Thousands of Passengers Stranded after LAX Equipment Malfunction

August 9, 2006

Officials were investigating what caused a navigational system that helps guides planes onto arriving runways to fail, stranding thousands of passengers on hundreds of flights at Los Angeles International Airport and other airports across the country.

Many flights had to be delayed by 90 minutes or more and other flights were canceled before the equipment was fixed early Monday afternoon, Federal Aviation Administration officials said. Some flights originating at airports nationwide were initially ordered to remain on the ground, then told to delay takeoff for about 90 minutes, FAA spokesman Mike Fergus said.

By late Monday, the ground delay program had ended and general departure delays and arrivals were 15 minutes or less, said airport spokesman Tom Winfrey.

It was the second serious problem in three weeks to disable part of LAX. Sen. Barbara Boxer, D-Calif., wrote to FAA Administrator Marion C. Blakey to demand an investigation into the landing system’s failure.

“This is the second serious aviation problem we have had in Southern California. You need to pay attention to ensure that all of the systems — whether it is backup generators or ILS — are in good working order,” Boxer wrote.

Monday’s malfunction at the world’s fifth-busiest passenger airport started at 8:46 a.m. PDT, when equipment used to guide planes onto one incoming runway failed, Fergus said.

The problem was compounded by the fact that one of the airport’s four runways was closed for a major construction project last week. To compensate, one of the departure runways was handling both departures and landings — and it was that shared runway that had the problem.

The number of landings, usually about one a minute, was reduced to 32 an hour, Fergus said.

By 10:45 a.m., controllers changed the landing configuration and reversed the direction of all flights, so the damaged equipment was not needed, Fergus said. Shortly after noon, technicians had fixed the computerized landing system and the direction of all flights was returned to normal, he said.

Laney Fishera, 46, from Topsfield, Mass., said her flight from Boston circled above the ocean for about 30 minutes before landing in Los Angeles.

“We had to fly over the ocean, which was really weird,” she said. “They said they wanted us to circle around for a while until a runway space opened for us.”

Marilyn Ushman, 63, from Palm Desert, was trying to fly to Palm Springs, but learned that her flight had been canceled because of too much air traffic.

“Now they’ve got us booked on a 7:45 p.m. flight, which is just absolutely ridiculous. We’re going to try and rent a car, and then try and fight with the airlines and try and get (money for) this leg back,” said Ushman, who was returning from a vacation in Montreal.

The broken piece of equipment, called a “localizer,” acts as a beacon to guide planes onto arriving runways using an instrument landing system. Fergus compared it to a signal at the end of a very long driveway. It is most crucial when it’s foggy or hazy and it was foggy at the airport Monday.

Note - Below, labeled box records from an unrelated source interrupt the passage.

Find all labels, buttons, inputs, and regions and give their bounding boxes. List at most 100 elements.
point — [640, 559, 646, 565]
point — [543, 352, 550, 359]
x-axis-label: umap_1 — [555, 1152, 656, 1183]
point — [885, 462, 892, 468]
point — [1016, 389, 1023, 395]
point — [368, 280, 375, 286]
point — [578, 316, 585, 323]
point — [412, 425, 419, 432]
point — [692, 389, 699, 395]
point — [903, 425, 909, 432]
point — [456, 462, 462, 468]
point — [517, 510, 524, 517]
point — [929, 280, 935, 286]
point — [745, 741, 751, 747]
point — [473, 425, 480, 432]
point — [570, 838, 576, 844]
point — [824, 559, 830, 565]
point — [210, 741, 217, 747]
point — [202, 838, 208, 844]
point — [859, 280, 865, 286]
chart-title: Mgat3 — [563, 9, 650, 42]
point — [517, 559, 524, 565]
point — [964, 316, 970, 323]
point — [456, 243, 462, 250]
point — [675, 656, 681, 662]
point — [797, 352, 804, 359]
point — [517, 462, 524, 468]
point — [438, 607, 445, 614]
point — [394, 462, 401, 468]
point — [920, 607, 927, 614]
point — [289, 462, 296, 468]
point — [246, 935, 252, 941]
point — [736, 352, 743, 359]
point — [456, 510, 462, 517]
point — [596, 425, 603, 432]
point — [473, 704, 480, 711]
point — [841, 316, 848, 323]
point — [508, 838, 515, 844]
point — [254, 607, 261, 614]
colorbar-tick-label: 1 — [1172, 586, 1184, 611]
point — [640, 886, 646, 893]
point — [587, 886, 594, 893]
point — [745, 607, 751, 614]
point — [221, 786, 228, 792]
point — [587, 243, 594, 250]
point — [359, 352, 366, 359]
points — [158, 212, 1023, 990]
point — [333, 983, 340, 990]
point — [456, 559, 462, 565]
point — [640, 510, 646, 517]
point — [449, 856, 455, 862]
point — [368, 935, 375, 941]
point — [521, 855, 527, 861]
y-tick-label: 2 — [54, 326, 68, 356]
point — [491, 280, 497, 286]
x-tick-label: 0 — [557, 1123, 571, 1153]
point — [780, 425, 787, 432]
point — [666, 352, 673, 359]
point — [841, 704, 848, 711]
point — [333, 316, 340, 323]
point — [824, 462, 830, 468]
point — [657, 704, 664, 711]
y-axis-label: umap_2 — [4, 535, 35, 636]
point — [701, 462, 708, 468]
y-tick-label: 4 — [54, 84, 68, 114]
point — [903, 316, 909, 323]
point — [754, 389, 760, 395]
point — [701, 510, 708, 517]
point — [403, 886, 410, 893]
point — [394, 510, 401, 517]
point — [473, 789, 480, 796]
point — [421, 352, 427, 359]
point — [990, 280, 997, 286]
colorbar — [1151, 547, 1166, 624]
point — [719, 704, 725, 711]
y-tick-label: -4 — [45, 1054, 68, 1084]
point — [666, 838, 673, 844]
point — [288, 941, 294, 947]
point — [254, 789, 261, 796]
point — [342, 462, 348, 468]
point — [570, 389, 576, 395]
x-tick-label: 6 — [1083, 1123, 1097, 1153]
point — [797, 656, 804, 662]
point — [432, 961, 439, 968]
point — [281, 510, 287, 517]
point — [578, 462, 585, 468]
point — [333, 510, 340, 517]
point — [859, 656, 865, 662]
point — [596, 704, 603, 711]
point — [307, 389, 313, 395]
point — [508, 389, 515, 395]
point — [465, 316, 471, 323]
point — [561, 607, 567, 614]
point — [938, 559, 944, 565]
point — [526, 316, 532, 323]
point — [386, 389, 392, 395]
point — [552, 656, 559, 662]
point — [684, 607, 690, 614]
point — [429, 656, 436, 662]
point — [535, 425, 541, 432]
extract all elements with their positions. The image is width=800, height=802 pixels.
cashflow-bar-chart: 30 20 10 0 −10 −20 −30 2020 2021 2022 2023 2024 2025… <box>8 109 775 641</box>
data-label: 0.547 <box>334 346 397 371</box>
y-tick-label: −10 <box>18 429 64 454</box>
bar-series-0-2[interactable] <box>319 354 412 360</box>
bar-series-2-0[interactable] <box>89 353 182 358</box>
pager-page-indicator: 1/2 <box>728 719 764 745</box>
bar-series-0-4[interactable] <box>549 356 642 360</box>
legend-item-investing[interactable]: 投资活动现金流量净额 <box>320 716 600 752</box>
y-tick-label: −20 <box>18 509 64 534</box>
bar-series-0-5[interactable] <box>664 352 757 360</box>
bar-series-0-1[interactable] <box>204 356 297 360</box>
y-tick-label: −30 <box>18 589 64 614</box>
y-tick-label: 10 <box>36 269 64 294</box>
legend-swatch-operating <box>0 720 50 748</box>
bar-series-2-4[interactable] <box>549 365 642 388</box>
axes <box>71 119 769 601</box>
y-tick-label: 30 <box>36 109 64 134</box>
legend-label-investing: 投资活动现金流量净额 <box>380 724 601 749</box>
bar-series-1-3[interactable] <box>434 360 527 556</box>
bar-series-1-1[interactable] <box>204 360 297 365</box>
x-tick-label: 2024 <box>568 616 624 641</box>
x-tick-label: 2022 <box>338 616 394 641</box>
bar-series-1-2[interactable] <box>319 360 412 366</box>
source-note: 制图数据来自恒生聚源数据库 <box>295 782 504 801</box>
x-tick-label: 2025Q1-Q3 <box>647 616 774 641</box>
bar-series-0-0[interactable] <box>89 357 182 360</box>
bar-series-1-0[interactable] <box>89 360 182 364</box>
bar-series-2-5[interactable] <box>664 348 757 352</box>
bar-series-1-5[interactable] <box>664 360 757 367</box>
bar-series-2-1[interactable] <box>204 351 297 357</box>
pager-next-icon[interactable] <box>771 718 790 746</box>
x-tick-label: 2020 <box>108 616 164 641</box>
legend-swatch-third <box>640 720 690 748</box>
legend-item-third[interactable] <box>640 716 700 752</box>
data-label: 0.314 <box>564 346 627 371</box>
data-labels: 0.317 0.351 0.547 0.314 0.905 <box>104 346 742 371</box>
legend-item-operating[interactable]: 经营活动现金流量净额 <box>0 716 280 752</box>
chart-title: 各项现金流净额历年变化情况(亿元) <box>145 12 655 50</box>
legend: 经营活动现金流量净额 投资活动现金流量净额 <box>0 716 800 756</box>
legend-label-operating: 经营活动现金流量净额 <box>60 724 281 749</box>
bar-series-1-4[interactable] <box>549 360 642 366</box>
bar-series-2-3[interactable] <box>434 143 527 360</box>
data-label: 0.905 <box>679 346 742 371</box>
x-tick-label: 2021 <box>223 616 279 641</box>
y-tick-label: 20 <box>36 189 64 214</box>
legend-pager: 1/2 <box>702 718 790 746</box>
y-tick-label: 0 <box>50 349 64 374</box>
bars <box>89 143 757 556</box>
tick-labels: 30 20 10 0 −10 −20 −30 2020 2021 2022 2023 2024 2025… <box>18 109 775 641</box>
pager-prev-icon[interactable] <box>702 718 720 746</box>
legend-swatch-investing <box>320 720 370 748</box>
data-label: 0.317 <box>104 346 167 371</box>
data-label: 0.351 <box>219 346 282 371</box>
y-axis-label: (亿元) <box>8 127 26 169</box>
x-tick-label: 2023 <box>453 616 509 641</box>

Air traffic controllers said the localizer flickered off intermittently Saturday, but that each time it came back up after a few minutes. Technicians found nothing wrong with the beacon after the outages, said Diane Aceves, an air traffic controller and local president of the National Air Traffic Controllers Association.

FAA spokesman Ian Gregor said it took more than three hours to fix the system Monday because the technician, who works at several airports in the region, was not at LAX at the time.

Aceves said the malfunction prompted workers in the control tower to scramble to divert planes as they were about to land.

“We had one runway missing already,” Aceves said. “It definitely caused a lot of extra work for controllers and pilots, especially the radar controllers who were stringing the arrivals out. There are no lull periods.”

The airport’s $333 million runway relocation and taxiway project is designed to prepare LAX for the next generation of Airbus 380 jumbo jets and reduce the risk of runway accidents, airport officials said last week.

The announced closure will add a 6-minute delay to all incoming flights in the next eight months.

On July 18, LAX experienced a major power failure that backed up flights across parts of the western United States and Canada and shut down all telephone, electrical and radar functions.

That outage was caused when a vehicle crashed into a power pole in Palmdale, causing a power fluctuation that prompted the air traffic control center’s backup generator to turn on. About an hour later, that generator failed.

Outside aviation experts said that the equipment failures raise questions about the nation’s aviation system, which is straining under passenger loads that have rebounded to their highest levels since Sept. 11, 2001.

LAX, for example, averages 1,800 daily flights and will serve an estimated 18.7 million passengers this summer, 200,000 more than last year.

“The FAA’s complete instrument system, as we know, is somewhat accident prone. We need to do more what-if thinking,” said Jack Keady, an aviation consultant who has followed the problems at LAX.